Fresh data from the Central Bank of Kenya (CBK) shows bad loans stood at Sh482.6 billion in April last year and rose 18.23 per cent within 12 months.

Photo credit: File | Nation Media Group

Bank bad loans grew for the first time in four months in October last year underlining the effects of economic slowdown on businesses.

Fresh data from the Central Bank of Kenya (CBK) shows the banking sector gross non-performing loans (NPLs) expanded by 2.5 per cent to Sh504.2 billion in October from Sh491.8 billion in September.

It was the first increase in bad loans since June, when they rose by 6.3 per cent to a record high of Sh514.4 billion from Sh483.8 billion in May.

This reverses the sharp drop in NPLs in September where they fell by the largest margin in 15 years. The dud loans had shrunk by Sh13.2 billion between August and September to Sh491.8 billion, which was the biggest monthly drop in defaulted loans since June 2007.

The decline in NPLs came as lenders wrote off some billions of shillings in bad debt that they had lost hope of recovering and loan restructures that lengthened the tenure of the advances to ease the burden of repayment on borrowers.

The economic slowdown in the months to the August 2022 polls, however, hit businesses amid high inflation that curtailed demand especially for consumer products hitting firms with cash flow challenges.

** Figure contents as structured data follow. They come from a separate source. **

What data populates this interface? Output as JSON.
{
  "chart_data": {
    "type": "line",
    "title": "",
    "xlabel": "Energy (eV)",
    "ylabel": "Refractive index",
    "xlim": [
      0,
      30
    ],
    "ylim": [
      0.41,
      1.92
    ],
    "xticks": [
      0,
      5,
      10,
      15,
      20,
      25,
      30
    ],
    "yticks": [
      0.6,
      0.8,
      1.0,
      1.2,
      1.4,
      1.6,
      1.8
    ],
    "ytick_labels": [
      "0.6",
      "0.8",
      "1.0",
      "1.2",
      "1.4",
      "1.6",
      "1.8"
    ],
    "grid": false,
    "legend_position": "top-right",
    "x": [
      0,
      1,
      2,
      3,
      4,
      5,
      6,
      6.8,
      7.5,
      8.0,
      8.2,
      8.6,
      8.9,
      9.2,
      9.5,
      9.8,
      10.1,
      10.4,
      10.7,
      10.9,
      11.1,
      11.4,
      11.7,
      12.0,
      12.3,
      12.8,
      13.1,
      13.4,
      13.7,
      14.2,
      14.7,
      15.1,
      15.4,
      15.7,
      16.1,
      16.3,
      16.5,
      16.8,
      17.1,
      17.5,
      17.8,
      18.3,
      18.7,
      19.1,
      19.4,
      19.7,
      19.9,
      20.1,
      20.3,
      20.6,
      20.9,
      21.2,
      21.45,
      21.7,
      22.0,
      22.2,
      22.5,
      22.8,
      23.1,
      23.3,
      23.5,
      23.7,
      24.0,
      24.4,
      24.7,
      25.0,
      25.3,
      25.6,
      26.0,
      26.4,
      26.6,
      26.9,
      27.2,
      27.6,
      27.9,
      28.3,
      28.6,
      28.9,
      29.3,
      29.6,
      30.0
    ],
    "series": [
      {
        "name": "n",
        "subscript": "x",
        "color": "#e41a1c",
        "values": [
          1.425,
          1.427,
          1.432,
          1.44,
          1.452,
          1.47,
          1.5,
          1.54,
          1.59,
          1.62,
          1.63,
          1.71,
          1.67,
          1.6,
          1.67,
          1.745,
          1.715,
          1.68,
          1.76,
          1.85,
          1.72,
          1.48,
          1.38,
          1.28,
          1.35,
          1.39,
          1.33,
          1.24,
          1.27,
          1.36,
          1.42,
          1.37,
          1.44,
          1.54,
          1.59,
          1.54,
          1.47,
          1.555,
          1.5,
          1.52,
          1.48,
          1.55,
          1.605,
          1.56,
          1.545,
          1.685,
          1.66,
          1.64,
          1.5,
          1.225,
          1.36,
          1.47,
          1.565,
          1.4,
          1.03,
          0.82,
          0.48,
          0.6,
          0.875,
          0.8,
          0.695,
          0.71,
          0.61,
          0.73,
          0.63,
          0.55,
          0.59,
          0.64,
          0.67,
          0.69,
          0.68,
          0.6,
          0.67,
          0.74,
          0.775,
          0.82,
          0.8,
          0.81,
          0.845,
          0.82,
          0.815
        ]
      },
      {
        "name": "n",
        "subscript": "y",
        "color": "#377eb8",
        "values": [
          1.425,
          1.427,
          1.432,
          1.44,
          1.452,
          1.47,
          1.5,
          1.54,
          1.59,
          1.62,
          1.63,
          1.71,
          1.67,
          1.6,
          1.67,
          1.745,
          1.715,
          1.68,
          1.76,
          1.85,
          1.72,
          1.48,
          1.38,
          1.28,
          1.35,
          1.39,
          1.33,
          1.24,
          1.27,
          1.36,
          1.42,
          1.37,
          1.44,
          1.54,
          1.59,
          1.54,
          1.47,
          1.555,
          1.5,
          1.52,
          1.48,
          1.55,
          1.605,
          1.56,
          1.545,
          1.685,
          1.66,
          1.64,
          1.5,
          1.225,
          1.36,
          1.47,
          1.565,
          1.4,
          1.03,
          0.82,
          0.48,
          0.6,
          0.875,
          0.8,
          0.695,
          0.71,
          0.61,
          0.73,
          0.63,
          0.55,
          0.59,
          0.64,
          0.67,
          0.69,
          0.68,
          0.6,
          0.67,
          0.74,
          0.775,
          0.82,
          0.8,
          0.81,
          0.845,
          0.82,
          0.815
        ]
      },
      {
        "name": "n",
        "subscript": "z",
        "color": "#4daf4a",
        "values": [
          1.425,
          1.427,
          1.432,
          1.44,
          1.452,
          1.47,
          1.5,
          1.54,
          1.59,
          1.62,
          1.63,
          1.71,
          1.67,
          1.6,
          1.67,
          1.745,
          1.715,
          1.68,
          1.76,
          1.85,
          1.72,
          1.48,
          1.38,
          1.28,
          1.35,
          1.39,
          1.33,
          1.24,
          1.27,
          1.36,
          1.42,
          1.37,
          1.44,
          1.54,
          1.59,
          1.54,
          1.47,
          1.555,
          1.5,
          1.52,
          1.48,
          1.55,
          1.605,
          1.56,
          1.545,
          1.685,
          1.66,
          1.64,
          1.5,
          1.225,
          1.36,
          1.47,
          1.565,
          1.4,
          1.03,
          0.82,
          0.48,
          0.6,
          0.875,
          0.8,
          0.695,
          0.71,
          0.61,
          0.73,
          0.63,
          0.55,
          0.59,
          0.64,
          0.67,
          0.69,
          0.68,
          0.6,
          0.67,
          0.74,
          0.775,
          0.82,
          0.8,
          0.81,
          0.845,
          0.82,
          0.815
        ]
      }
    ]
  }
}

The recent Credit Officer Survey conducted by the CBK shows nearly a third of respondents of the study expected bad loans to rise further on the economic slowdown even as banks expect to step up loan recovery efforts in the main sectors hit by the defaults.

Kenya’s gross domestic product (GDP) grew by 4.7 per cent in the third quarter ended September compared to a higher growth of 9.3 per cent in a similar period last year, according to the Kenya National Bureau of Statistics (KNBS).

“29 per cent of the respondents expect the level of NPLs to rise in the fourth quarter of 2022. The increase in NPLs is mainly due to subdued business activities because of slowed recovery from coronavirus (Covid-19) pandemic,” said the survey.

The sector most hit by the loan defaults is trade, manufacturing and infrastructure.

“For the quarter ended December 31, 2022, banks expect to intensify their credit recovery efforts in eight economic sectors and remain constant in three sectors (mining and quarrying, energy and water, and financial services). The intensified recovery efforts are aimed at improving the overall quality of the asset portfolio,” it said.